Oui, tant que vous n'avez pas reçu la notification de suspension. Mais si le contrôle a été fait sur place, le permis peut être retenu immédiatement. Dans ce cas, vous avez 10 jours pour contester la rétention.
2. Que se passe-t-il si je paie l'amende ?
Le paiement vaut reconnaissance de l'infraction. Vous ne pourrez plus contester l'amende, mais vous pouvez encore contester le retrait de points (délai d'un an).
3. Combien de temps dure une suspension pour grand excès de vitesse ?
De 3 mois à 3 ans selon les circonstances. En cas de récidive, jusqu'à 5 ans.

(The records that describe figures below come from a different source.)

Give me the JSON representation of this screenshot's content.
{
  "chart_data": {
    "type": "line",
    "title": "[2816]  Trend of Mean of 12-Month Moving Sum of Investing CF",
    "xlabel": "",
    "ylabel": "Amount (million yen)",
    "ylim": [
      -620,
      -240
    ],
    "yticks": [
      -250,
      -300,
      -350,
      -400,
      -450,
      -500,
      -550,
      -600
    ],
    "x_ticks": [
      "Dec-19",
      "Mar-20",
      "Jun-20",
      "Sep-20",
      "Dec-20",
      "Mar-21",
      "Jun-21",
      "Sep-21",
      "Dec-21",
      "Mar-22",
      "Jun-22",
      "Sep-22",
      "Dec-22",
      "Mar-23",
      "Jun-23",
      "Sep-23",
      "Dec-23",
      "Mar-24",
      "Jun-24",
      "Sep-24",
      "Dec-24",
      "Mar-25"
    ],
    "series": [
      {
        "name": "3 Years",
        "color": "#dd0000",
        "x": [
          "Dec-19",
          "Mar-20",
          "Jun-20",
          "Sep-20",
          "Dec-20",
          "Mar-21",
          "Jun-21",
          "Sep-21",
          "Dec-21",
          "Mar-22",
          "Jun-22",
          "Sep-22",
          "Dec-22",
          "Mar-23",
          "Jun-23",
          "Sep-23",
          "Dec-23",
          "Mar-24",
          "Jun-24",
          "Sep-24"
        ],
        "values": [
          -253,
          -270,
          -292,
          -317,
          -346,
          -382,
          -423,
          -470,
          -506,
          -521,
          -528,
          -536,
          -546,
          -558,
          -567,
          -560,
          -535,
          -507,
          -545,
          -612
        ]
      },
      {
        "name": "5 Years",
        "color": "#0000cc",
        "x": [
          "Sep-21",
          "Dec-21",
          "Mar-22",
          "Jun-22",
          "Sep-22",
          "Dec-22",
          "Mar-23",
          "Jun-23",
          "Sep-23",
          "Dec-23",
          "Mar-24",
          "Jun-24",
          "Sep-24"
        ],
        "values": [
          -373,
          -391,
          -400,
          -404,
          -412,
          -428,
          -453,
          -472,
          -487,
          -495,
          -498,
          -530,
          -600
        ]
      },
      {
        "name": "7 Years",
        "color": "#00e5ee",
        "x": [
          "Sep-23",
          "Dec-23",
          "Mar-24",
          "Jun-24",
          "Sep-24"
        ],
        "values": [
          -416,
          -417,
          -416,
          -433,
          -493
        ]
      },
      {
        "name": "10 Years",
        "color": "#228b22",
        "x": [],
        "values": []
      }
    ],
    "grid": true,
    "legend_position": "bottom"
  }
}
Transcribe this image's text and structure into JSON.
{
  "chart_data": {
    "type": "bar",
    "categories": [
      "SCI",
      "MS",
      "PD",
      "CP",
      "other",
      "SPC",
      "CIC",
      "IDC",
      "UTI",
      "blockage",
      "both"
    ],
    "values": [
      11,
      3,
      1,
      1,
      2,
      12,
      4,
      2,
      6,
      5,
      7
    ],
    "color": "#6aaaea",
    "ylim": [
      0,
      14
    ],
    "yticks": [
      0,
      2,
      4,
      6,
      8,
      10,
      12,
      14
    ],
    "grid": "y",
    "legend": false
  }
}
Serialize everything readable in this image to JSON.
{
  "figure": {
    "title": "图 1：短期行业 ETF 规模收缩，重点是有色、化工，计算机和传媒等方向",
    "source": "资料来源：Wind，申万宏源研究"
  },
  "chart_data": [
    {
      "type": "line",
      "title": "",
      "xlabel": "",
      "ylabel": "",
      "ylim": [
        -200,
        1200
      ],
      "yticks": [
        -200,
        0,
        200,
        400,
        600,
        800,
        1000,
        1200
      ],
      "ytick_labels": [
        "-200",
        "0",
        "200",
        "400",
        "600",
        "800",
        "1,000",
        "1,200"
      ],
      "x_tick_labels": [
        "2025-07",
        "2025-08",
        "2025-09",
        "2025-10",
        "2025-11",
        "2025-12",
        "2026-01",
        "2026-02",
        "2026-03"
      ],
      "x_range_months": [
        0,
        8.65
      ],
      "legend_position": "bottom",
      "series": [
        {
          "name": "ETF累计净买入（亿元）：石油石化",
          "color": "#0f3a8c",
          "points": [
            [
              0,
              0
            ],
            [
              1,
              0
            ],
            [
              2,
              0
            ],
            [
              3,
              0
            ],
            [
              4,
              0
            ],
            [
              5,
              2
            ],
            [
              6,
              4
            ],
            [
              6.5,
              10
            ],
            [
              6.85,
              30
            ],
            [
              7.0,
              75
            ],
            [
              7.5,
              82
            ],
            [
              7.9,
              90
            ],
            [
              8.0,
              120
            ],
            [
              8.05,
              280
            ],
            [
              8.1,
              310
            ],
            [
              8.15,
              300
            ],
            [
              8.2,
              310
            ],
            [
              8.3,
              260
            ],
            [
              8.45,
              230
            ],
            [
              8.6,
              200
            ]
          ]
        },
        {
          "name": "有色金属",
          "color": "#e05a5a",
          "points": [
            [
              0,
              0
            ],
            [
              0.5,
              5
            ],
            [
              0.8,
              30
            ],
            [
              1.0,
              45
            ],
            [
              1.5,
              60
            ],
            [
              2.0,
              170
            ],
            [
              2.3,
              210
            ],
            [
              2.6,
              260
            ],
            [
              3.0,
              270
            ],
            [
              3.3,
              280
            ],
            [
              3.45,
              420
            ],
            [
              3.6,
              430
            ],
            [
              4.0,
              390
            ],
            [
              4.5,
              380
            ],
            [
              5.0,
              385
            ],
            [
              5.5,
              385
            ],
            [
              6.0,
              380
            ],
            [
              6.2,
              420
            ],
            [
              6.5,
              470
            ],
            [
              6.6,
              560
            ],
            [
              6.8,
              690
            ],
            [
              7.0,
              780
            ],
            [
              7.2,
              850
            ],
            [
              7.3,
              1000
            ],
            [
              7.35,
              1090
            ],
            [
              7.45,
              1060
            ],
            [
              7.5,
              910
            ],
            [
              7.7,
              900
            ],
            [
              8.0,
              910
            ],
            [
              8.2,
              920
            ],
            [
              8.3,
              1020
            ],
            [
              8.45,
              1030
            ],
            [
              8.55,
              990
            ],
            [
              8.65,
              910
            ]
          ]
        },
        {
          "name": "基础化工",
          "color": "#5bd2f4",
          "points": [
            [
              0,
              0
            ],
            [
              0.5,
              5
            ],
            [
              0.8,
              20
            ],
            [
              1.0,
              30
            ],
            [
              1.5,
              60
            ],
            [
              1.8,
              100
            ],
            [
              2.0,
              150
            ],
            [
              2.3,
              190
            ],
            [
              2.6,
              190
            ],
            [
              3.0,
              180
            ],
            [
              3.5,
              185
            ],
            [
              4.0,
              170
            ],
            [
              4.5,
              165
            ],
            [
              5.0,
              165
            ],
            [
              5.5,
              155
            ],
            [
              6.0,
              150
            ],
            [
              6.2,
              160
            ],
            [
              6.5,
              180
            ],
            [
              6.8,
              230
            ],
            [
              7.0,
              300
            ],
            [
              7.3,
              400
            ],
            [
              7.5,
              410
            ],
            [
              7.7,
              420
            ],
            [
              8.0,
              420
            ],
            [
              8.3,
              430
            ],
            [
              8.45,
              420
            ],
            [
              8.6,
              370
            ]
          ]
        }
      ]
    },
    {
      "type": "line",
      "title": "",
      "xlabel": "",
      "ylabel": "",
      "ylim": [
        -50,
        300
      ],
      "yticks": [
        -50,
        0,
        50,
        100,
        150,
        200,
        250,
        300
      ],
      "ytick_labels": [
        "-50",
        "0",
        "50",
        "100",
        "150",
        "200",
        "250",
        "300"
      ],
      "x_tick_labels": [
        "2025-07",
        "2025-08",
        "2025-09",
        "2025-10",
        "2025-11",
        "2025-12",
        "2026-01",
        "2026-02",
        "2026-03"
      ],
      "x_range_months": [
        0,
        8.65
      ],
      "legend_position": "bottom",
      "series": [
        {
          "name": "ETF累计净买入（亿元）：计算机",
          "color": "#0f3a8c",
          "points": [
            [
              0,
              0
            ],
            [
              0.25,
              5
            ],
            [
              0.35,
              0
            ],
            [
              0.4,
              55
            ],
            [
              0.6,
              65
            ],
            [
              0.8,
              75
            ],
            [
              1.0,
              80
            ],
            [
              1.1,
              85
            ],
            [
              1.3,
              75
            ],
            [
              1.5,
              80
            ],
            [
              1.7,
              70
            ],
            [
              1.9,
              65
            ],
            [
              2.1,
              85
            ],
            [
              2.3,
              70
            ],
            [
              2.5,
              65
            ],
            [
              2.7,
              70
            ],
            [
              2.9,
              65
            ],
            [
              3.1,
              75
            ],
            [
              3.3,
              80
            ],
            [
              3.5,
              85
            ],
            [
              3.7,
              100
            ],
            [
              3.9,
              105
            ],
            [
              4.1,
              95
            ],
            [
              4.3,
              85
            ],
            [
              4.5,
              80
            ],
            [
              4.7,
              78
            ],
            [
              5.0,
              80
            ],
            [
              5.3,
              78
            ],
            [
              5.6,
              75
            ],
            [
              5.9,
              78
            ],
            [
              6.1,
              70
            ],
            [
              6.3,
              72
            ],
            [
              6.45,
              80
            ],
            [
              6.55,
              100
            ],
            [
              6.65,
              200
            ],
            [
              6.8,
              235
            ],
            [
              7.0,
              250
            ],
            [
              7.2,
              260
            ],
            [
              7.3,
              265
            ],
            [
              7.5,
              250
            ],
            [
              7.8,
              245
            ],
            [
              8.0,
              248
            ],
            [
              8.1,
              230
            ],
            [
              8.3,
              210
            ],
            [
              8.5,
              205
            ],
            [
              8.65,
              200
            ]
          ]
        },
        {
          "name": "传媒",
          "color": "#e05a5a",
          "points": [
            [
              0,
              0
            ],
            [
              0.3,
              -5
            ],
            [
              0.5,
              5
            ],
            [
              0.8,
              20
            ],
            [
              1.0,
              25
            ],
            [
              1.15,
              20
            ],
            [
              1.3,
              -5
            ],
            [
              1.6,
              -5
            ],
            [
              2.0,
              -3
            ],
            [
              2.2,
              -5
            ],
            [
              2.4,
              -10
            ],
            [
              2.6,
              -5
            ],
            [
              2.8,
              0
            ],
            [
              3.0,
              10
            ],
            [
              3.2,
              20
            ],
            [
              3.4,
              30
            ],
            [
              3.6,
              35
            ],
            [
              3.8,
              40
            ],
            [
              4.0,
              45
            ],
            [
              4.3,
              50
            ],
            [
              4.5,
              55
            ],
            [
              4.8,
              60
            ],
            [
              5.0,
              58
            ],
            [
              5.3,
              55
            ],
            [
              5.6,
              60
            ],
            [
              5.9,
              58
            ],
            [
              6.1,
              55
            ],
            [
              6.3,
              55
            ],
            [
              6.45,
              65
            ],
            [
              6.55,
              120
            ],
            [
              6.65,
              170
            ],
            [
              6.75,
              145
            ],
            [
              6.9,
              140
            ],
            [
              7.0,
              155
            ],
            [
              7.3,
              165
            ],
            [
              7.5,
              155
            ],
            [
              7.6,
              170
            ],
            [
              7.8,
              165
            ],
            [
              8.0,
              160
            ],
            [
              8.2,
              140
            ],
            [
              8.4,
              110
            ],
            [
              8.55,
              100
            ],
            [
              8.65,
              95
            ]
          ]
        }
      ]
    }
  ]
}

La durée est fixée par le préfet.
4. Puis-je obtenir un permis blanc ?
Oui, si vous justifiez d'un motif professionnel impérieux (emploi, formation). La demande doit être faite au préfet dans les 15 jours suivant la suspension.
5. Que faire si je n'ai pas reçu la lettre 48SI ?
Contestez le retrait de points en prouvant l'absence de notification. Votre avocat peut demander l'annulation du retrait.
6. Un radar mobile est-il toujours fiable ?
Non. Les radars mobiles doivent être homologués et vérifiés régulièrement. Un défaut d'homologation ou une vérification périmée rend le constat nul.
7. Puis-je contester une suspension préfectorale après 45 jours ?
Non, sauf si vous prouvez que la notification était irrégulière (ex : lettre recommandée non reçue). Dans ce cas, le délai court à partir de la réception effective.
8. Combien coûte une consultation avec un avocat spécialisé ?
Les honoraires varient, mais une première analyse de dossier est souvent proposée à prix fixe (entre 150 et 300 €). Certains avocats offrent une consultation gratuite sous 24h.